Un écosystème en danger en raison de la prolifération des pesticides ou des OGM, des projets contre nature d’aéroports ou de barrages, entre autres révèlent la fragilité des règles de protection de l’environnement face aux poids des lobbies agricoles et industriels, soutenus par les pouvoirs publics, au gré des besoins du développement productiviste. Dans le domaine du réchauffement climatique, de la protection des biotopes ou des espèces animales menacées, l’écologie est souvent éclipsée par les pratiques entrepreneuriales prédatrices des ressources de la planète. Désabusé par la tiédeur et les atermoiements du politique, le militant peut être tenté alors par l’activisme, c’est à dire par l’action directe censée frapper les esprits du citoyen, tel le démontage du Mac Donald’s de Millau, la pénétration dans les enceintes de centrales nucléaires ou le fauchage de parcelles de plantes génétiquement modifiées. Un tel engagement qui peut avoir une réelle légitimité, au regard des enjeux écologiques majeurs, n’en est pas moins considéré comme illégal, par les représentants de l’État, à un moment donné du droit et peut entraîner des peines privatives de liberté ou faire courir sur le terrain, bien des dangers aux protagonistes. C’est le combat du faible au fort parfois mené jusqu’à l’extrémité sacrificielle, immortalisée par des militants célèbres, Diane Fossey ou anonymes, Vital Michalon…

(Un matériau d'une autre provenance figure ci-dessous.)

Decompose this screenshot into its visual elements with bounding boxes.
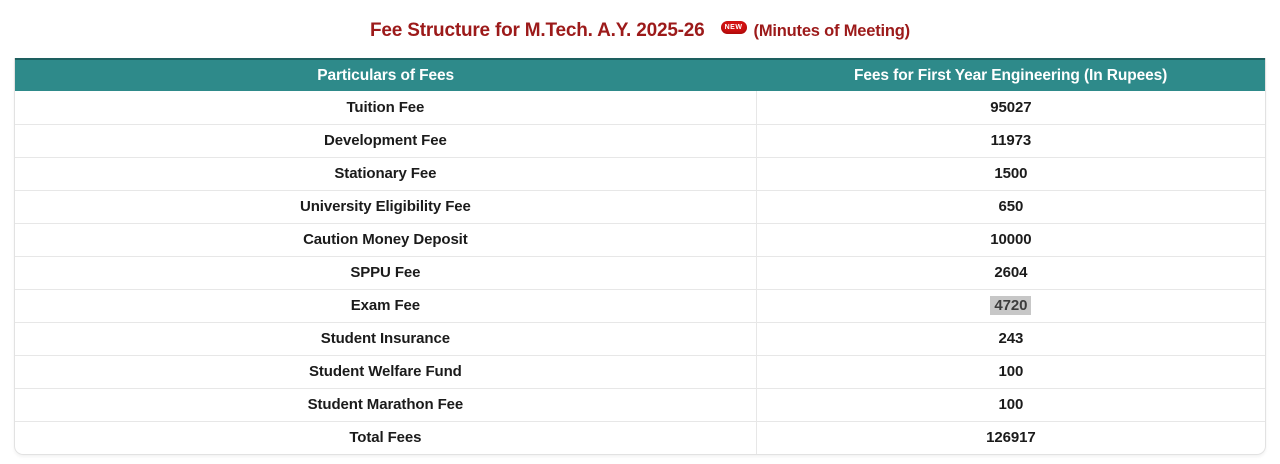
fee-particular-label: Tuition Fee — [346, 98, 425, 116]
fee-particular-label: Total Fees — [349, 429, 422, 447]
table-row: Student Insurance 243 — [15, 321, 1265, 355]
fee-amount-value: 1500 — [994, 165, 1028, 182]
fee-amount-value: 10000 — [990, 231, 1032, 248]
fee-amount-cell: 100 — [756, 354, 1265, 388]
fee-particular-cell: University Eligibility Fee — [15, 189, 757, 223]
fee-amount-value: 243 — [998, 330, 1024, 347]
table-row: Total Fees 126917 — [15, 420, 1265, 454]
table-row: Caution Money Deposit 10000 — [15, 222, 1265, 256]
fee-particular-cell: Caution Money Deposit — [15, 222, 757, 256]
fee-particular-label: University Eligibility Fee — [299, 198, 471, 215]
fee-particular-cell: Exam Fee — [15, 288, 757, 322]
table-row: University Eligibility Fee 650 — [15, 189, 1265, 223]
title-bar: Fee Structure for M.Tech. A.Y. 2025-26 N… — [0, 0, 1280, 58]
fee-amount-value: 100 — [998, 396, 1024, 413]
page-title: Fee Structure for M.Tech. A.Y. 2025-26 — [370, 20, 705, 41]
fee-particular-label: Student Welfare Fund — [309, 363, 462, 380]
fee-amount-cell: 11973 — [756, 123, 1265, 157]
column-header-fees: Fees for First Year Engineering (In Rupe… — [756, 58, 1265, 91]
fee-particular-cell: Student Marathon Fee — [15, 387, 757, 421]
fee-particular-cell: SPPU Fee — [15, 255, 757, 289]
fee-amount-cell: 243 — [756, 321, 1265, 355]
fee-table: Particulars of Fees Fees for First Year … — [15, 58, 1265, 454]
fee-amount-value: 650 — [998, 198, 1024, 215]
fee-amount-value: 4720 — [990, 296, 1032, 315]
fee-table-container: Particulars of Fees Fees for First Year … — [14, 58, 1266, 455]
fee-particular-label: Stationary Fee — [334, 165, 437, 182]
fee-particular-cell: Student Insurance — [15, 321, 757, 355]
fee-amount-value: 95027 — [990, 98, 1032, 116]
fee-amount-cell: 4720 — [756, 288, 1265, 322]
table-row: Exam Fee 4720 — [15, 288, 1265, 322]
table-row: Development Fee 11973 — [15, 123, 1265, 157]
fee-amount-cell: 95027 — [756, 91, 1265, 124]
fee-particular-label: Student Marathon Fee — [307, 396, 464, 413]
fee-particular-label: Caution Money Deposit — [303, 231, 468, 248]
fee-amount-cell: 1500 — [756, 156, 1265, 190]
fee-particular-cell: Tuition Fee — [15, 91, 757, 124]
fee-amount-cell: 100 — [756, 387, 1265, 421]
fee-particular-cell: Development Fee — [15, 123, 757, 157]
new-badge-icon: NEW — [720, 20, 747, 34]
fee-particular-label: Exam Fee — [350, 297, 420, 314]
fee-amount-cell: 10000 — [756, 222, 1265, 256]
fee-particular-label: Development Fee — [324, 132, 447, 149]
fee-particular-label: Student Insurance — [320, 330, 450, 347]
fee-amount-value: 100 — [998, 363, 1024, 380]
fee-table-body: Tuition Fee 95027 Development Fee 11973 … — [15, 91, 1265, 454]
fee-particular-cell: Total Fees — [15, 420, 757, 454]
fee-amount-cell: 650 — [756, 189, 1265, 223]
table-row: Student Marathon Fee 100 — [15, 387, 1265, 421]
table-row: SPPU Fee 2604 — [15, 255, 1265, 289]
fee-particular-cell: Stationary Fee — [15, 156, 757, 190]
fee-amount-cell: 2604 — [756, 255, 1265, 289]
table-row: Student Welfare Fund 100 — [15, 354, 1265, 388]
table-header-row: Particulars of Fees Fees for First Year … — [15, 58, 1265, 91]
fee-particular-label: SPPU Fee — [350, 264, 421, 281]
table-row: Tuition Fee 95027 — [15, 91, 1265, 124]
fee-particular-cell: Student Welfare Fund — [15, 354, 757, 388]
fee-amount-value: 126917 — [986, 429, 1036, 447]
fee-amount-cell: 126917 — [756, 420, 1265, 454]
minutes-of-meeting-link[interactable]: (Minutes of Meeting) — [753, 21, 911, 40]
column-header-particulars: Particulars of Fees — [15, 58, 757, 91]
fee-amount-value: 11973 — [990, 132, 1032, 149]
table-row: Stationary Fee 1500 — [15, 156, 1265, 190]
fee-amount-value: 2604 — [994, 264, 1028, 281]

Dans le droit fil de cette réflexion, le règne du vivant dresse le portrait d’un activiste de la protection des océans, le capitaine Magnus Wallace qui, lassé des abus de la société marchande et du silence complice des gouvernants s’est engagé à contrecarrer la chasse aux grands mammifères marins, baleines, cachalots et le braconnage des requins dans les eaux internationales en éperonnant s’il le faut les navires de ces pêches illégales mais tolérées voire protégées comme un substitut à la misère dominante en ces archipels à la faune exceptionnelle et qui génèrent, à l’instar du commerce d’ailerons de requins vers le Japon, d’importants profits. Charismatique, ce chef récusant tout compromis s’entoure d’une escouade de volontaires de toutes nationalités et de tous horizons professionnels, biologistes, médecins, enseignants, mécaniciens, cuisiniers ainsi que d’un photographe, le narrateur du roman venu témoigner de la réalité des massacres et des actes en représailles de ce haut défenseur de la faune marine si décrié pourtant dans les cercles écologistes bien pensants. Si le harponnât à la chaloupe procédait du panache et laissait une chance au grand mammifère des profondeurs, les techniques modernes de pêche, repérage par satellite, canon jugé sur un monstre d’acier, harpon équipé de grenades explosives facilitent la tuerie à grande échelle, dans des eaux dépourvues de toute surveillance.
Alice Ferney explore en profondeur les modalités et les responsabilités du trafic lié à la capture des animaux marins; elle dépeint avec élégance la beauté de la faune marine pour mieux souligner l’abomination des mutilations et l’agonie lente de milliers d’espèces chassées au profit d’un mode égocentrique de consommation érigeant par exemple en élixir de longue vie des produits dérivés de ces gigantesques boucheries. Ce roman apologétique d’un mode d’action qui privilégie les intérêts à long terme, « intergénérationnels » interpelle en ces temps dominés par le laisser faire et le laisser aller et donne à l’auteure l’occasion d’une nouvelle expédition fervente et visionnaire au sein des valeurs de l’humanisme. Il fait écho aux sursauts des consciences les plus aiguës, celle récemment éteinte d’Alexandre Grothendieck remisant son génie face à l’indigence du combat écologique de ses contemporains.